Carnival continues to burn $ 600 million a month. The vessels used as collateral for the bond deal are still being shipped while the company waits for the U.S. sea travel ban. But the debt issued by the buyers of these bonds and the film chains and airlines has achieved huge returns in the last 12 months as the economic recovery has taken root.
“It’s amazing,” said Shannon Ward, Capital Group’s portfolio manager, who has invested in multiple bonds issued at the time and is an asset manager who owns nearly 10% of the Carnival bond, according to recent regulatory appearances. “In April last year there were a lot of questions about how these companies could do it. If you were to issue unquestionable bonds, you had to put up a strong coupon. . . It was a very difficult time. “
U.S. high-yield bonds, which are lower than investment levels, returned more than 23 percent to investors in the 12 months to the end of March, more than eliminated the large losses it sold last year. To an index compiled by ICE Data Services.
This is the third time in history that the 12-month return on the market has exceeded 20 percent, according to analysts at Deutsche Bank.
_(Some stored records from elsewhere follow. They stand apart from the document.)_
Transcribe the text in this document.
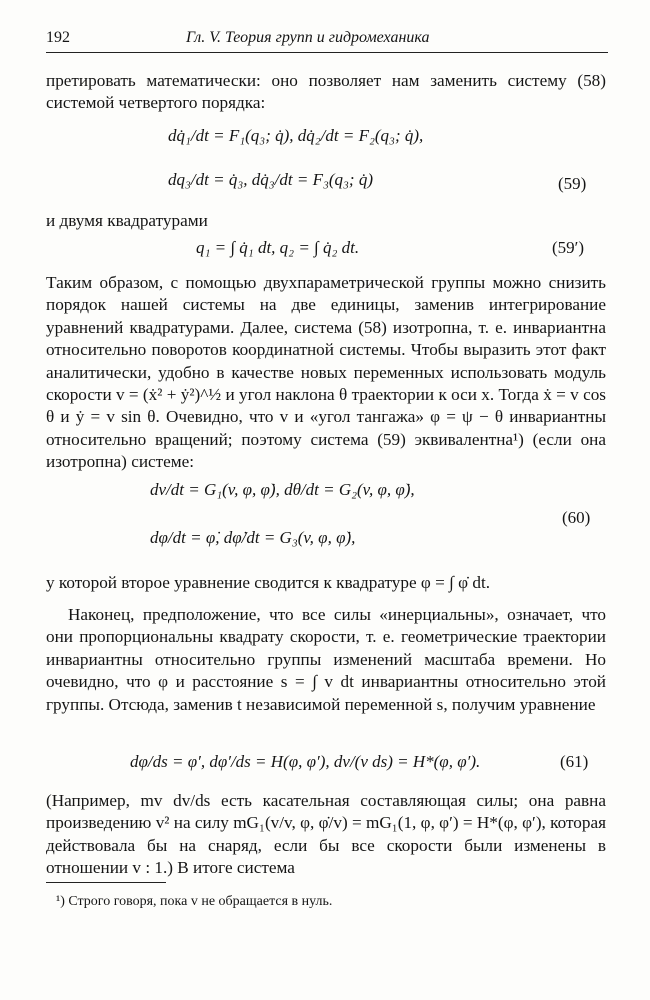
192	Гл. V. Теория групп и гидромеханика
претировать математически: оно позволяет нам заменить систему (58) системой четвертого порядка:
dq̇₁/dt = F₁(q₃; q̇), dq̇₂/dt = F₂(q₃; q̇),
dq₃/dt = q̇₃, dq̇₃/dt = F₃(q₃; q̇)	(59)
и двумя квадратурами
q₁ = ∫ q̇₁ dt, q₂ = ∫ q̇₂ dt.	(59′)
Таким образом, с помощью двухпараметрической группы можно снизить порядок нашей системы на две единицы, заменив интегрирование уравнений квадратурами. Далее, система (58) изотропна, т. е. инвариантна относительно поворотов координатной системы. Чтобы выразить этот факт аналитически, удобно в качестве новых переменных использовать модуль скорости v = (ẋ² + ẏ²)^½ и угол наклона θ траектории к оси x. Тогда ẋ = v cos θ и ẏ = v sin θ. Очевидно, что v и «угол тангажа» φ = ψ − θ инвариантны относительно вращений; поэтому система (59) эквивалентна¹) (если она изотропна) системе:
dv/dt = G₁(v, φ, φ̇), dθ/dt = G₂(v, φ, φ̇),
dφ/dt = φ̇, dφ̇/dt = G₃(v, φ, φ̇),
(60)
у которой второе уравнение сводится к квадратуре φ = ∫ φ̇ dt.
Наконец, предположение, что все силы «инерциальны», означает, что они пропорциональны квадрату скорости, т. е. геометрические траектории инвариантны относительно группы изменений масштаба времени. Но очевидно, что φ и расстояние s = ∫ v dt инвариантны относительно этой группы. Отсюда, заменив t независимой переменной s, получим уравнение
dφ/ds = φ′, dφ′/ds = H(φ, φ′), dv/(v ds) = H*(φ, φ′).	(61)
(Например, mv dv/ds есть касательная составляющая силы; она равна произведению v² на силу mG₁(v/v, φ, φ̇/v) = mG₁(1, φ, φ′) = H*(φ, φ′), которая действовала бы на снаряд, если бы все скорости были изменены в отношении v : 1.) В итоге система
¹) Строго говоря, пока v не обращается в нуль.
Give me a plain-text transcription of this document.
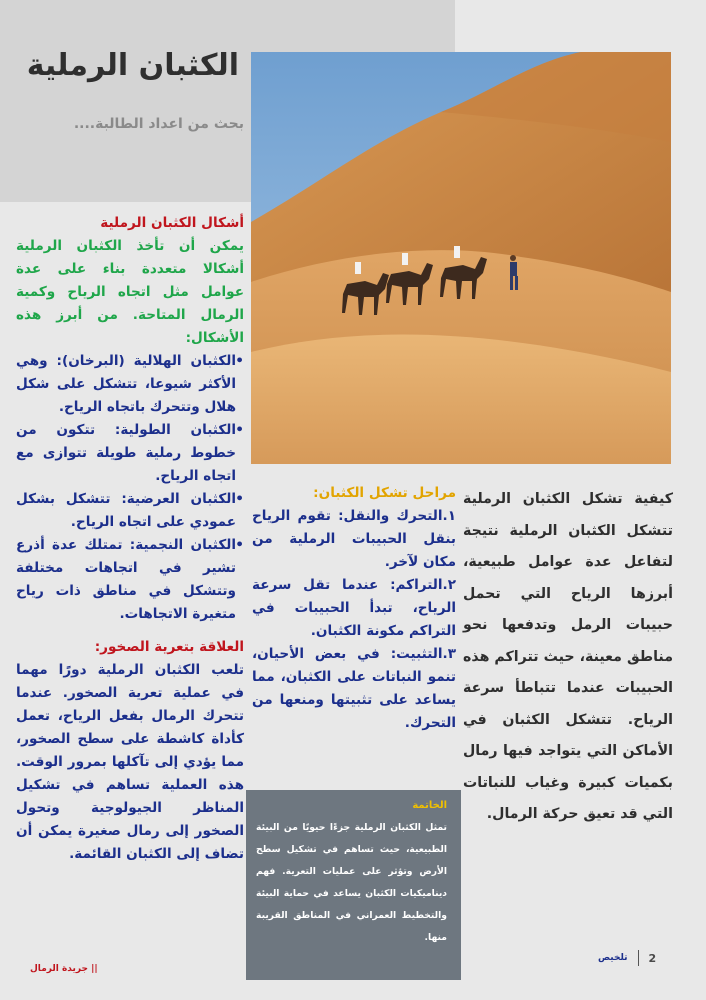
الكثبان الرملية
بحث من اعداد الطالبة....
أشكال الكثبان الرملية
يمكن أن تأخذ الكثبان الرملية أشكالا متعددة بناء على عدة عوامل مثل اتجاه الرياح وكمية الرمال المتاحة. من أبرز هذه الأشكال:
• الكثبان الهلالية (البرخان): وهي الأكثر شيوعا، تتشكل على شكل هلال وتتحرك باتجاه الرياح.
• الكثبان الطولية: تتكون من خطوط رملية طويلة تتوازى مع اتجاه الرياح.
• الكثبان العرضية: تتشكل بشكل عمودي على اتجاه الرياح.
• الكثبان النجمية: تمتلك عدة أذرع تشير في اتجاهات مختلفة وتتشكل في مناطق ذات رياح متغيرة الاتجاهات.
العلاقة بتعرية الصخور:
تلعب الكثبان الرملية دورًا مهما في عملية تعرية الصخور. عندما تتحرك الرمال بفعل الرياح، تعمل كأداة كاشطة على سطح الصخور، مما يؤدي إلى تآكلها بمرور الوقت. هذه العملية تساهم في تشكيل المناظر الجيولوجية وتحول الصخور إلى رمال صغيرة يمكن أن تضاف إلى الكثبان القائمة.
مراحل تشكل الكثبان:
١.التحرك والنقل: تقوم الرياح بنقل الحبيبات الرملية من مكان لآخر.
٢.التراكم: عندما تقل سرعة الرياح، تبدأ الحبيبات في التراكم مكونة الكثبان.
٣.التثبيت: في بعض الأحيان، تنمو النباتات على الكثبان، مما يساعد على تثبيتها ومنعها من التحرك.
كيفية تشكل الكثبان الرملية تتشكل الكثبان الرملية نتيجة لتفاعل عدة عوامل طبيعية، أبرزها الرياح التي تحمل حبيبات الرمل وتدفعها نحو مناطق معينة، حيث تتراكم هذه الحبيبات عندما تتباطأ سرعة الرياح. تتشكل الكثبان في الأماكن التي يتواجد فيها رمال بكميات كبيرة وغياب للنباتات التي قد تعيق حركة الرمال.
الخاتمة

تمثل الكثبان الرملية جزءًا حيويًا من البيئة الطبيعية، حيث تساهم في تشكيل سطح الأرض وتؤثر على عمليات التعرية. فهم ديناميكيات الكثبان يساعد في حماية البيئة والتخطيط العمراني في المناطق القريبة منها.

|| جريدة الرمال
تلخيص 2
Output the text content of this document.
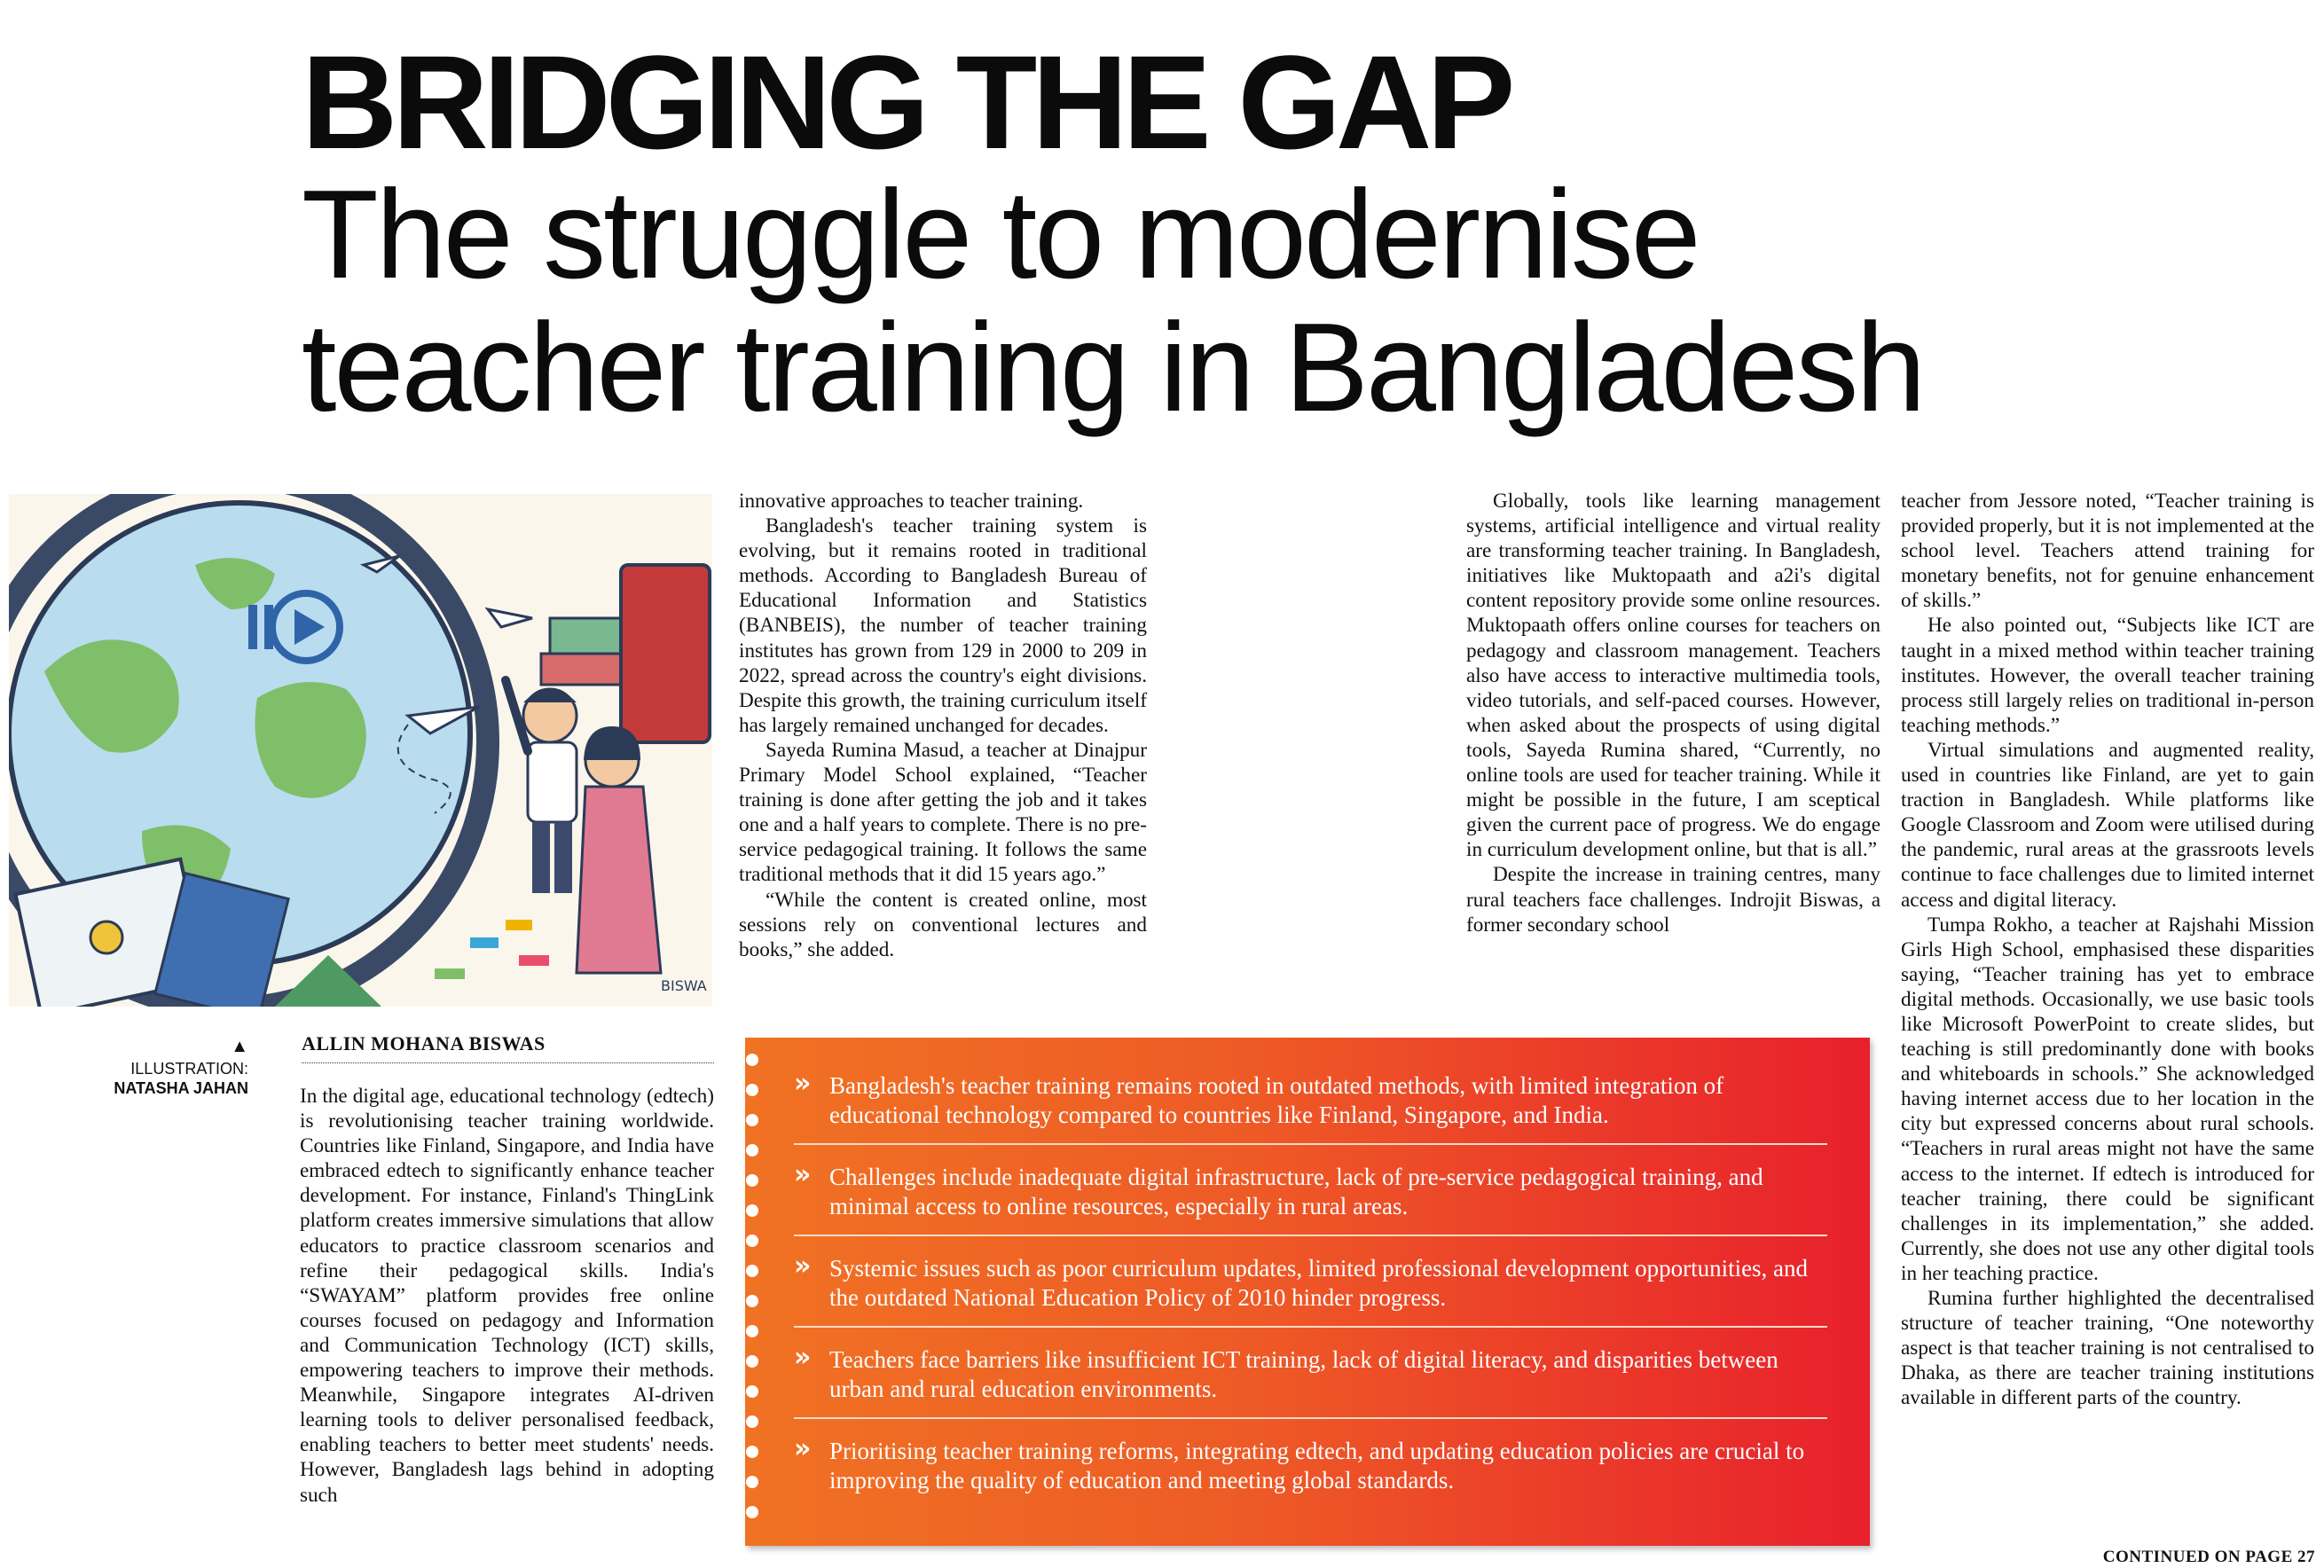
BRIDGING THE GAP
The struggle to modernise
teacher training in Bangladesh
BISWA
▲
ILLUSTRATION:
NATASHA JAHAN
ALLIN MOHANA BISWAS

In the digital age, educational technology (edtech) is revolutionising teacher training worldwide. Countries like Finland, Singapore, and India have embraced edtech to significantly enhance teacher development. For instance, Finland's ThingLink platform creates immersive simulations that allow educators to practice classroom scenarios and refine their pedagogical skills. India's “SWAYAM” platform provides free online courses focused on pedagogy and Information and Communication Technology (ICT) skills, empowering teachers to improve their methods. Meanwhile, Singapore integrates AI-driven learning tools to deliver personalised feedback, enabling teachers to better meet students' needs. However, Bangladesh lags behind in adopting such

innovative approaches to teacher training.

Bangladesh's teacher training system is evolving, but it remains rooted in traditional methods. According to Bangladesh Bureau of Educational Information and Statistics (BANBEIS), the number of teacher training institutes has grown from 129 in 2000 to 209 in 2022, spread across the country's eight divisions. Despite this growth, the training curriculum itself has largely remained unchanged for decades.

Sayeda Rumina Masud, a teacher at Dinajpur Primary Model School explained, “Teacher training is done after getting the job and it takes one and a half years to complete. There is no pre-service pedagogical training. It follows the same traditional methods that it did 15 years ago.”

“While the content is created online, most sessions rely on conventional lectures and books,” she added.

Globally, tools like learning management systems, artificial intelligence and virtual reality are transforming teacher training. In Bangladesh, initiatives like Muktopaath and a2i's digital content repository provide some online resources. Muktopaath offers online courses for teachers on pedagogy and classroom management. Teachers also have access to interactive multimedia tools, video tutorials, and self-paced courses. However, when asked about the prospects of using digital tools, Sayeda Rumina shared, “Currently, no online tools are used for teacher training. While it might be possible in the future, I am sceptical given the current pace of progress. We do engage in curriculum development online, but that is all.”

Despite the increase in training centres, many rural teachers face challenges. Indrojit Biswas, a former secondary school

teacher from Jessore noted, “Teacher training is provided properly, but it is not implemented at the school level. Teachers attend training for monetary benefits, not for genuine enhancement of skills.”

He also pointed out, “Subjects like ICT are taught in a mixed method within teacher training institutes. However, the overall teacher training process still largely relies on traditional in-person teaching methods.”

Virtual simulations and augmented reality, used in countries like Finland, are yet to gain traction in Bangladesh. While platforms like Google Classroom and Zoom were utilised during the pandemic, rural areas at the grassroots levels continue to face challenges due to limited internet access and digital literacy.

Tumpa Rokho, a teacher at Rajshahi Mission Girls High School, emphasised these disparities saying, “Teacher training has yet to embrace digital methods. Occasionally, we use basic tools like Microsoft PowerPoint to create slides, but teaching is still predominantly done with books and whiteboards in schools.” She acknowledged having internet access due to her location in the city but expressed concerns about rural schools. “Teachers in rural areas might not have the same access to the internet. If edtech is introduced for teacher training, there could be significant challenges in its implementation,” she added. Currently, she does not use any other digital tools in her teaching practice.

Rumina further highlighted the decentralised structure of teacher training, “One noteworthy aspect is that teacher training is not centralised to Dhaka, as there are teacher training institutions available in different parts of the country.

» Bangladesh's teacher training remains rooted in outdated methods, with limited integration of educational technology compared to countries like Finland, Singapore, and India.
» Challenges include inadequate digital infrastructure, lack of pre-service pedagogical training, and minimal access to online resources, especially in rural areas.
» Systemic issues such as poor curriculum updates, limited professional development opportunities, and the outdated National Education Policy of 2010 hinder progress.
» Teachers face barriers like insufficient ICT training, lack of digital literacy, and disparities between urban and rural education environments.
» Prioritising teacher training reforms, integrating edtech, and updating education policies are crucial to improving the quality of education and meeting global standards.
CONTINUED ON PAGE 27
The other two periods were in the aftermath of the 2008 global financial crisis and the dotcom boom of the turn of the century.
Investors and analysts have highlighted the historic intervention of the Federal Reserve, which announced on March 23, 2020 that it would take an unprecedented step to help buy corporate bonds in the market by orchestrating the return.
When debt prices began to pick up last year, restaurant group Yum Brands, owners of the KFC and Taco Bell brands, broke the three-week hiatus for high-yield bond sales and raised $ 600 million in a 7.75 percent coupon.
The company was and continues to be among the top performers in the high-performing market, but a wave of restaurant closures prompted it to seek emergency funding.
The bond now trades at about 110 cents a dollar.
At the top of the rating ladder, investment firms have begun refinancing bonds issued last year, taking advantage of lower investor demand and borrowing costs.
Kohl created a new debt this week with a 3.4 percent coupon, which will be used to recoup the $ 600 million bond sold last April with a 9.5 percent coupon. The crisis bond has risen to market by 130 cents a dollar, or below 2 percent.
Nordstrom followed a similar move in retail chains last week when it raised $ 675 million to repay a bond from April.
In total, debt at investment levels of more than $ 6 million, more than 80%, is business above $ 100, according to an index conducted by ICE Data Services. The U.S. $ 1.5 billion high-yield bond market is slightly lower with a significant 79 percent.
“It’s a significant change,” said William Smith, a senior U.S. executive at AllianceBernstein. The fund manager holds about 3.6% of the Yum bond. “What central banks and politicians have done is compress the cycle. We had an unprecedented economic downturn – one of the worst recessions we’ve ever seen – and now we’re back. ”
Some still demand caution.
The financing portfolio from last year has increased the set of large corporate debt ratios, increasing refinancing needs and increasing leverage.
Happiness in the economic outlook has also dragged down corporate borrowing costs with an additional return on U.S. treasuries to historic lows in U.S. corporate bonds. This means that the market may suffer from rising interest rates as inflation forces take over. This year has seen one of the worst starts in the investment market and the high yield on bond yields has begun to come under pressure.
Investors have warned that with so many positive expectations in the market, the risk of disappointment (due to falling prices) is high.
“The question mark comes after the euphoria of the tax stimulus is gone,” Smith said.